MINNEAPOLIS _ Richard Davis, who led U.S. Bancorp through the economic downturn and shaped it into the nation's best-performing large bank by financial measures, will step down as chief executive in April, the company said Tuesday.
Davis, 58, during his decade in charge of the Minneapolis-based banking giant also became a force in Twin Cities civic life. He led charitable campaigns, advocated for early childhood education, was embroiled in the Minnesota Orchestra's labor dispute, helped broker the deal for the new Minnesota Vikings stadium, for which his company bought naming rights, and bring the Super Bowl to it in 2018.
He will be succeeded by Andy Cecere, a 32-year U.S. Bank veteran who became its chief operating officer two years ago at the start of a carefully-orchestrated leadership transition. Davis will remain executive chairman.
"Today, it is time for me to officially start passing the torch to Andy," Davis wrote in a note to employees. "The Board and I are confident that he is ready for the challenge and the right choice to lead U.S. Bank into its next period of growth."
The company said the change will occur at the company's annual meeting on April 18.
The two executives have worked closely for years and, in a joint interview on Tuesday, said that employees, shareholders and customers would see little change as a result of the transition.
"We are very much aligned in how we think about things and how we think about leadership," Cecere said. "So I do not expect major changes."
Davis became chief executive in December 2006 and chairman in December 2007.
Less than two years into his tenure, the collapse of real estate prices and credit spawned a banking crisis that created the biggest economic downturn since the Depression of the 1930s. The Federal Reserve cut interest rates to nearly zero to stimulate a recovery, forcing Davis and other banking executives to scramble to put deposits to work.
"When the world got tough, I realized just how strong the bank was because we emerged even stronger when times got tough because of our highly-credible underwriting standards and our prudent risk profile," Davis said. "And even I, and Andy, were surprised to see how we kept rising higher and higher because, while others were reacting to things they'd done in years past that turned out to be risky, we never did them. And it wasn't because were so thoughtful and realized a downturn might come. It was because our philosophy was we never do anything we can't sustain and repeat."

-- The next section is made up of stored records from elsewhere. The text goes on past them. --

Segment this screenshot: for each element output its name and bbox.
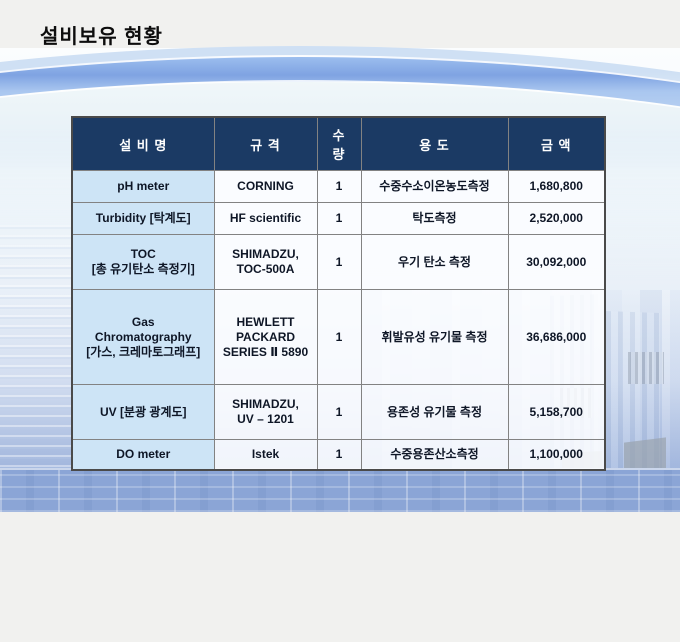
cell-usage: 수중수소이온농도측정 xyxy=(360,170,509,203)
cell-specification: SHIMADZU, UV – 1201 xyxy=(213,384,318,440)
cell-equipment-name: UV [분광 광계도] xyxy=(71,384,215,440)
cell-quantity: 1 xyxy=(316,439,362,471)
page-title: 설비보유 현황 xyxy=(40,26,163,48)
table-header-row: 설 비 명 규 격 수 량 용 도 금 액 xyxy=(71,116,606,171)
cell-amount: 1,680,800 xyxy=(507,170,606,203)
table-row: UV [분광 광계도] SHIMADZU, UV – 1201 1 용존성 유기… xyxy=(71,384,606,440)
cell-amount: 30,092,000 xyxy=(507,234,606,290)
table-row: DO meter Istek 1 수중용존산소측정 1,100,000 xyxy=(71,439,606,471)
cell-specification: HEWLETT PACKARD SERIES Ⅱ 5890 xyxy=(213,289,318,385)
cell-equipment-name: DO meter xyxy=(71,439,215,471)
cell-quantity: 1 xyxy=(316,202,362,235)
cell-specification: SHIMADZU, TOC-500A xyxy=(213,234,318,290)
cell-usage: 탁도측정 xyxy=(360,202,509,235)
table-row: Gas Chromatography [가스, 크레마토그래프] HEWLETT… xyxy=(71,289,606,385)
header-usage: 용 도 xyxy=(360,116,509,171)
cell-quantity: 1 xyxy=(316,170,362,203)
table-row: TOC [총 유기탄소 측정기] SHIMADZU, TOC-500A 1 우기… xyxy=(71,234,606,290)
cell-specification: HF scientific xyxy=(213,202,318,235)
header-quantity: 수 량 xyxy=(316,116,362,171)
cell-equipment-name: Gas Chromatography [가스, 크레마토그래프] xyxy=(71,289,215,385)
header-amount: 금 액 xyxy=(507,116,606,171)
cell-specification: Istek xyxy=(213,439,318,471)
cell-quantity: 1 xyxy=(316,289,362,385)
header-equipment-name: 설 비 명 xyxy=(71,116,215,171)
equipment-table: 설 비 명 규 격 수 량 용 도 금 액 pH meter CORNING 1… xyxy=(71,116,606,471)
table-row: pH meter CORNING 1 수중수소이온농도측정 1,680,800 xyxy=(71,170,606,203)
cell-quantity: 1 xyxy=(316,384,362,440)
cell-amount: 2,520,000 xyxy=(507,202,606,235)
table-row: Turbidity [탁계도] HF scientific 1 탁도측정 2,5… xyxy=(71,202,606,235)
cell-equipment-name: TOC [총 유기탄소 측정기] xyxy=(71,234,215,290)
cell-usage: 용존성 유기물 측정 xyxy=(360,384,509,440)
header-specification: 규 격 xyxy=(213,116,318,171)
cell-amount: 1,100,000 xyxy=(507,439,606,471)
cell-amount: 36,686,000 xyxy=(507,289,606,385)
cell-usage: 우기 탄소 측정 xyxy=(360,234,509,290)
cell-equipment-name: Turbidity [탁계도] xyxy=(71,202,215,235)
cell-usage: 휘발유성 유기물 측정 xyxy=(360,289,509,385)
cell-amount: 5,158,700 xyxy=(507,384,606,440)
cell-quantity: 1 xyxy=(316,234,362,290)
cell-usage: 수중용존산소측정 xyxy=(360,439,509,471)
cell-specification: CORNING xyxy=(213,170,318,203)
cell-equipment-name: pH meter xyxy=(71,170,215,203)
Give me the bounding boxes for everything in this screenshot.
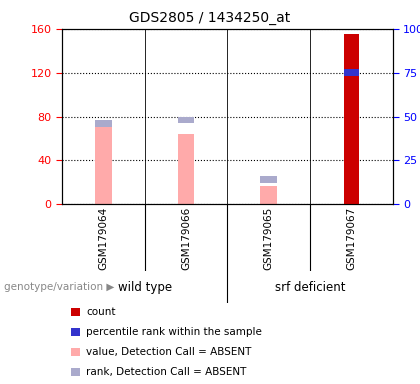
Text: GDS2805 / 1434250_at: GDS2805 / 1434250_at (129, 11, 291, 25)
Text: GSM179065: GSM179065 (264, 206, 274, 270)
Bar (95, 120, 112, 127)
Bar (178, 117, 194, 123)
Bar (260, 185, 277, 204)
Bar (95, 121, 112, 204)
Bar (178, 134, 194, 204)
Text: wild type: wild type (118, 281, 172, 293)
Text: value, Detection Call = ABSENT: value, Detection Call = ABSENT (86, 347, 252, 357)
Text: srf deficient: srf deficient (275, 281, 345, 293)
Bar (344, 70, 359, 76)
Bar (344, 34, 359, 204)
Bar (260, 176, 277, 183)
Text: GSM179067: GSM179067 (346, 206, 357, 270)
Text: count: count (86, 307, 116, 317)
Text: GSM179064: GSM179064 (98, 206, 108, 270)
Text: genotype/variation ▶: genotype/variation ▶ (4, 282, 115, 292)
Text: GSM179066: GSM179066 (181, 206, 191, 270)
Text: rank, Detection Call = ABSENT: rank, Detection Call = ABSENT (86, 367, 247, 377)
Text: percentile rank within the sample: percentile rank within the sample (86, 327, 262, 337)
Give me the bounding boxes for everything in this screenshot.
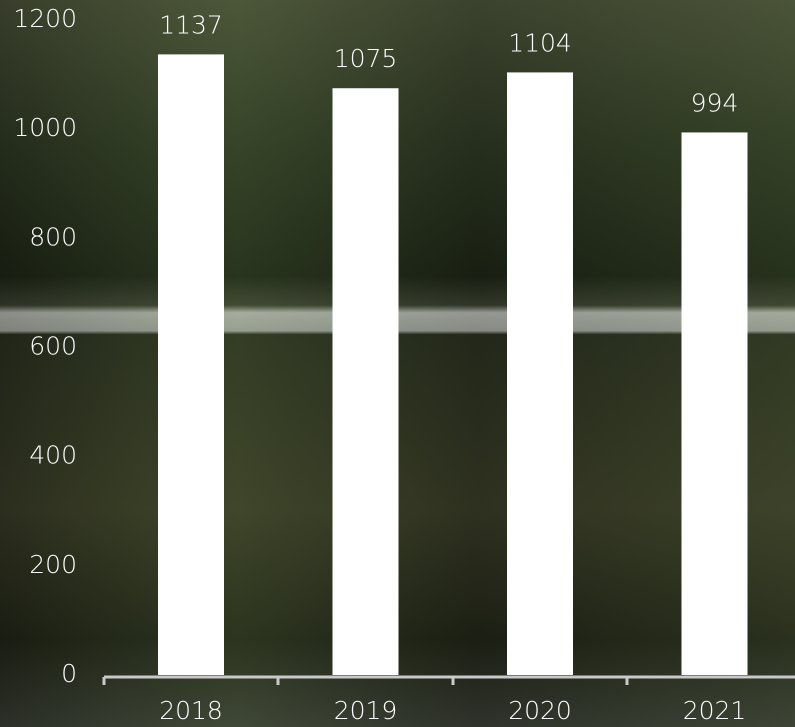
bar: [332, 88, 399, 675]
x-tick-label: 2020: [508, 696, 572, 725]
bar: [507, 72, 573, 675]
x-tick-label: 2018: [159, 696, 223, 725]
y-tick-label: 800: [29, 222, 77, 251]
y-tick-label: 200: [29, 550, 77, 579]
value-label: 1104: [508, 28, 572, 57]
y-tick-label: 600: [29, 332, 77, 361]
y-tick-label: 1000: [13, 113, 77, 142]
bar: [158, 54, 224, 675]
value-label: 1137: [159, 10, 223, 39]
value-label: 994: [691, 88, 739, 117]
y-tick-label: 1200: [13, 4, 77, 33]
x-tick-label: 2019: [334, 696, 398, 725]
x-tick-label: 2021: [683, 696, 747, 725]
y-tick-label: 400: [29, 441, 77, 470]
value-label: 1075: [334, 44, 398, 73]
x-axis: [102, 675, 795, 685]
bar: [681, 132, 748, 676]
y-tick-label: 0: [61, 659, 77, 688]
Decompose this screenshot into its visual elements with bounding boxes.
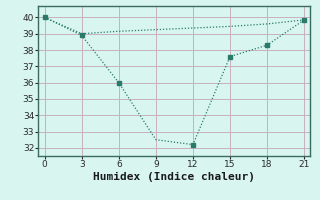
X-axis label: Humidex (Indice chaleur): Humidex (Indice chaleur) xyxy=(93,172,255,182)
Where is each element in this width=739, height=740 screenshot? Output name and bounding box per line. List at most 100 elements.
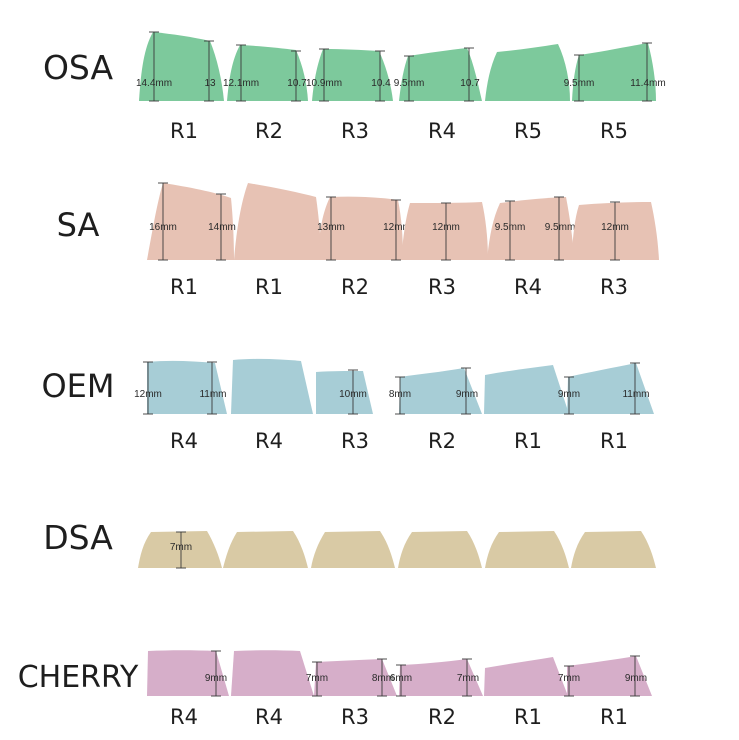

In recent years, the company's net interest margin and other key measures of financial performance led, or were near the top of, all major banks.
He developed a reputation for candor about the damage that bankers and other financial professionals did to the economy. But he always advocated for the role that banks play in communities and the nation.
"The great thing about U.S. Bank is we are a Main Street bank," Davis said. "As the largest bank that is not considered globally systemic, and the largest bank of regional type, we hold the banner to say 'This is what is good about banking. We do things on the street corner for people that have real names and families.'"
Davis' career began with a job as a bank teller in Fullerton, Calif., a position he took after he was rejected for admission by the Air Force Academy. Working days, Davis attended night school at California State University, Fullerton, where it took him eight years to get a degree in economics.
By age 30, he had become a senior executive at Security Pacific Bank, which was soon bought by Bank of America. In 1993, he followed his boss Jerry Grundhofer to Cincinnati-based Star Banc. He then helped Grundhofer with a series of acquisitions in the 1990s that eventually led to the 2001 merger of Firstar Corp. and U.S. Bancorp.
The new company kept the name and the Minneapolis headquarters and, today, is the country's fifth-largest bank with assets of about $420 billion. Davis succeeded Grundhofer as its leader.
U.S. Bank began its latest executive transition two years ago when it announced that Cecere would become its first chief operating officer since Davis held the position a decade earlier. Cecere, a former chief financial officer, took charge of all the bank's key businesses, including consumer and small-business banking, wholesale banking, commercial real estate, payment services and wealth management.